The U.K. election, the rollout of Hillary Clinton and the early rumblings in the campaign for the Republican presidential nomination.
Spring has brought with it a cloudburst of electoral politics, but voters appear to be in a state of hibernation.
Other than the buzz surrounding the Scottish nationalist leader Nicola Sturgeon, the U.K. campaign appears to be limping towards an anti-climactic conclusion.
Dynastic showdown in U.S. On this side of the Atlantic, the prospect of the race for the White House turning into a dynastic showdown between the Clintons and Bushes — families that between them have had tenancy for 20 of the past 27 years — is not for many voters particularly enticing.
Recently elected politicians have found it hard to dominate.
The global economic downturn has been accompanied by a global democratic downturn.
In America, the malaise is evident in public disaffection with Washington, which has reached historically high levels.
Last year, a Gallup poll suggested that just seven per cent of Americans had confidence in Congress, a record low.
Confidence in the presidency also slumped to 29 per cent, a six-year low.
In Britain, voter turnout, historically speaking, is also low — 65.1 per cent in 2010 compared with the high point of 83.9 per cent in 1950 (although the nadir came in 2001, when it slipped for the first time below 60 per cent).
So what explains this political recession?
Careerist politicians Across the democratic world, a gap has unquestionably opened up between a cadre of careerist politicians and the people they represent.
In Britain, it is particularly marked.
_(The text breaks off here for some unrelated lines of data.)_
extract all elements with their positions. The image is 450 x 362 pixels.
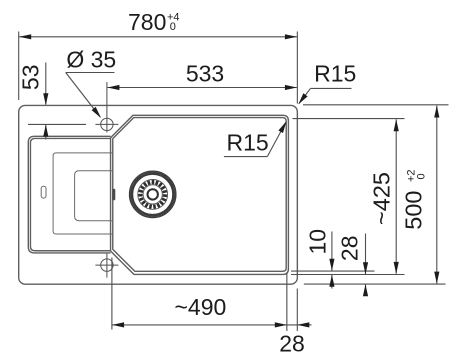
bowl outer outline <box>111 115 289 274</box>
dim line 10 upper <box>331 232 333 271</box>
svg-text:533: 533 <box>186 60 224 86</box>
ext line bowl outer bottom <box>291 274 405 276</box>
svg-text:0: 0 <box>170 21 176 33</box>
svg-text:R15: R15 <box>226 129 268 155</box>
dim line 28 bottom tail <box>298 324 312 326</box>
arrow 490 right / 28b left <box>275 322 287 327</box>
svg-text:780: 780 <box>128 9 166 35</box>
svg-text:~425: ~425 <box>369 172 395 225</box>
bowl inner outline <box>113 118 286 272</box>
arrow 490 left <box>112 322 124 327</box>
arrow 28b right <box>297 322 309 327</box>
drainboard rim inner line <box>30 138 110 250</box>
drainboard slot <box>41 186 46 198</box>
svg-text:0: 0 <box>416 173 428 179</box>
arrow 780 left <box>19 34 31 39</box>
bowl overflow mark <box>112 189 115 201</box>
leader R15 outer diagonal <box>299 88 311 103</box>
svg-text:10: 10 <box>305 229 331 255</box>
dim line 53 lower tail <box>45 125 47 140</box>
leader R15 inner diagonal <box>267 122 286 157</box>
ext line sink bottom right <box>304 283 446 285</box>
arrow 500 top <box>434 106 439 118</box>
dim line 425 <box>395 119 397 273</box>
dim line 533 <box>107 87 297 89</box>
dim line 490 / 28 bottom <box>112 324 297 326</box>
ext line 490 left <box>111 258 113 330</box>
drainboard step rectangle A <box>53 153 113 234</box>
svg-text:Ø 35: Ø 35 <box>66 46 116 72</box>
arrow 28r top <box>363 262 368 274</box>
svg-text:500: 500 <box>400 190 426 229</box>
drainboard step rectangle B <box>75 171 113 221</box>
ext line 53 horizontal <box>28 123 86 125</box>
svg-text:~490: ~490 <box>174 294 226 320</box>
tap hole bottom <box>95 254 118 278</box>
arrow R15 outer leader <box>298 93 307 104</box>
sink outer outline <box>19 105 298 284</box>
svg-text:R15: R15 <box>314 61 356 87</box>
drain strainer <box>129 171 176 218</box>
arrow 533 right <box>285 85 297 90</box>
drainboard rim outer line <box>28 136 110 253</box>
arrow 53 bottom <box>43 125 48 137</box>
arrow 425 top <box>394 119 399 131</box>
arrow 533 left <box>107 85 119 90</box>
dim line 28 right upper <box>365 234 367 275</box>
ext line 780 left <box>18 32 20 101</box>
arrow 28r bottom <box>363 284 368 296</box>
arrow R15 inner leader <box>278 121 286 133</box>
tap hole top <box>95 82 118 132</box>
arrow 425 bottom <box>394 262 399 274</box>
dim line 28 right lower tail <box>365 284 367 293</box>
dim line 780 <box>19 36 297 38</box>
leader dia35 diagonal <box>66 73 101 118</box>
svg-text:28: 28 <box>337 236 363 262</box>
dim line 53 upper <box>45 63 47 105</box>
ext line 780/533 right <box>296 32 298 104</box>
leader dia35 underline <box>66 72 115 74</box>
arrow 10 top <box>329 259 334 271</box>
ext line sink right bottom <box>296 289 298 332</box>
leader R15 inner underline <box>224 156 267 158</box>
ext line bowl top right <box>293 118 405 120</box>
ext line sink top right <box>303 104 449 106</box>
ext line bowl right bottom <box>286 273 288 332</box>
dim line 10 lower tail <box>331 275 333 289</box>
arrow 53 top <box>43 93 48 105</box>
svg-text:53: 53 <box>17 65 43 91</box>
label 500 with tolerance <box>400 169 427 229</box>
arrow 10 bottom <box>329 275 334 287</box>
arrow dia35 leader <box>92 107 101 118</box>
dim line 500 <box>436 106 438 284</box>
arrow 500 bottom <box>434 272 439 284</box>
svg-text:28: 28 <box>279 330 305 356</box>
ext line bowl inner bottom <box>291 270 375 272</box>
arrow 780 right <box>285 34 297 39</box>
leader R15 outer underline <box>311 87 352 89</box>
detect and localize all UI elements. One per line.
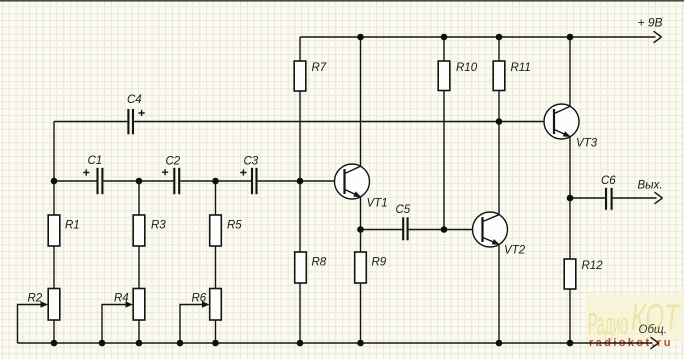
svg-text:R8: R8	[312, 257, 327, 269]
svg-text:C5: C5	[396, 204, 411, 216]
svg-text:R2: R2	[28, 293, 43, 305]
svg-text:Вых.: Вых.	[638, 180, 663, 192]
svg-text:C4: C4	[127, 94, 142, 106]
svg-text:R11: R11	[511, 62, 531, 74]
svg-text:R1: R1	[65, 220, 80, 232]
svg-text:C2: C2	[166, 156, 181, 168]
svg-text:C6: C6	[601, 175, 616, 187]
svg-text:R6: R6	[192, 293, 207, 305]
svg-text:VT1: VT1	[367, 198, 388, 210]
svg-text:Общ.: Общ.	[639, 324, 667, 336]
svg-text:R7: R7	[312, 62, 327, 74]
svg-text:R12: R12	[582, 260, 604, 272]
svg-text:C3: C3	[244, 156, 259, 168]
svg-text:R9: R9	[372, 257, 387, 269]
svg-text:R10: R10	[456, 62, 478, 74]
svg-text:R5: R5	[227, 220, 242, 232]
svg-text:Радио: Радио	[588, 306, 628, 341]
svg-text:R3: R3	[151, 220, 166, 232]
svg-text:+ 9В: + 9В	[638, 16, 663, 30]
svg-text:R4: R4	[114, 293, 129, 305]
svg-text:VT2: VT2	[504, 245, 526, 257]
svg-text:C1: C1	[88, 155, 103, 167]
svg-text:VT3: VT3	[576, 138, 598, 150]
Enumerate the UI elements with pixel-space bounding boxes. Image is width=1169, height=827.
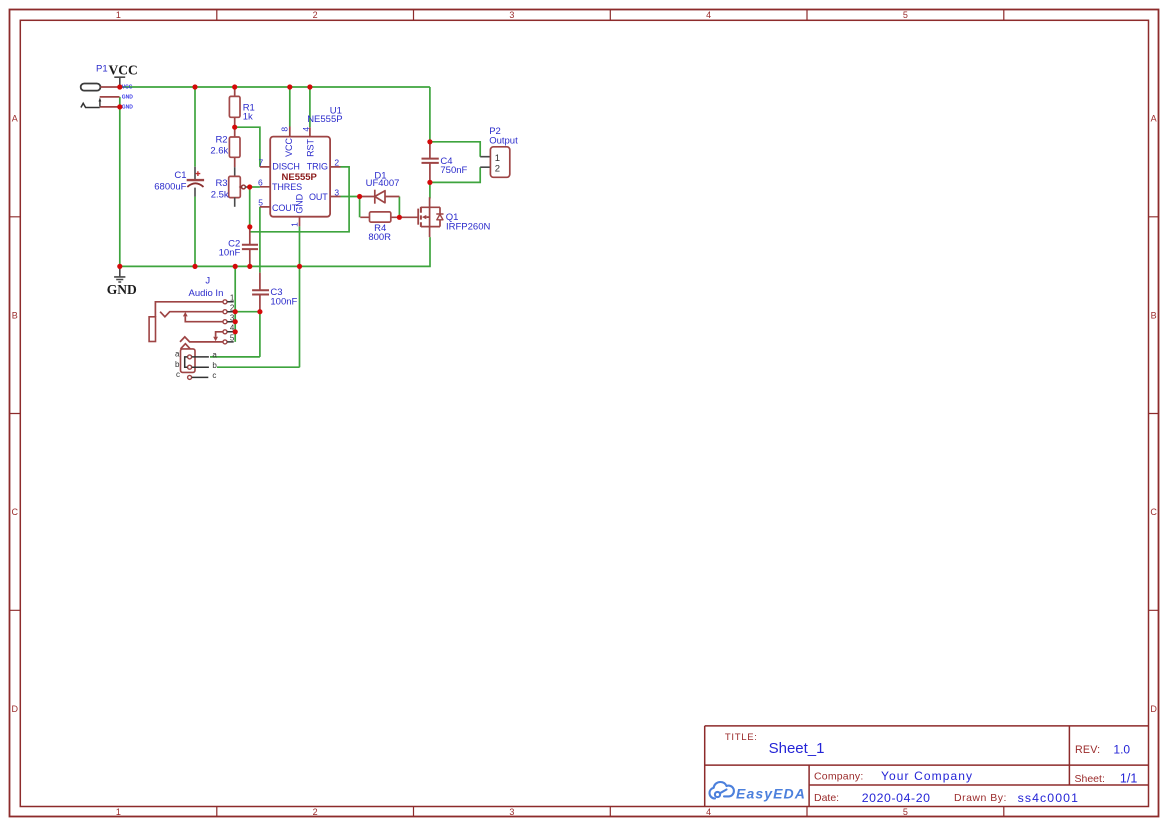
svg-text:RST: RST [306,139,316,157]
wire P1 GND to bottom rail [119,107,121,267]
svg-text:750nF: 750nF [440,165,467,176]
J switch box [181,349,196,373]
svg-text:2: 2 [313,10,318,20]
svg-text:1: 1 [230,294,235,303]
svg-text:800R: 800R [368,232,391,243]
connector P2 [480,126,518,177]
svg-text:5: 5 [230,334,235,343]
svg-text:8: 8 [280,127,290,132]
node R4 Q1 gate [397,215,402,220]
resistor R4 [360,212,399,243]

David Cameron and Ed Miliband are essentially professional politicians, who decided to make Westminster the target of their ambitions early on and rarely deviated from that path.
Professional politicians tend to be surrounded by political professionals: spin doctors, image-makers and polling experts.
Yet their efforts at making candidates electorally appealing often have the effect of making them seem phony.
At a time when so much seems choreographed and prefabricated, voters crave authenticity in their politicians, which may be why Nicola Sturgeon has been the undoubted star of the U.K. campaign.
Not only does she come across as being comfortable in her own skin, but finds it easy to explain why she entered politics.
She was motivated by a hatred of Thatcherism and a determination to win independence for Scotland.
The political passions of her opponents — what made them enter politics in the first place — are not so easily identifiable.
To many voters, they seem more self-serving. Conviction politicians have arguably become something of an endangered species.
Thanks largely to the web, never before has the planet been so interconnected.
But the evidence from around the democratic world, from turnout at elections to political participation in between, suggests that rarely before in the age of universal suffrage have politicians seemed so disconnected.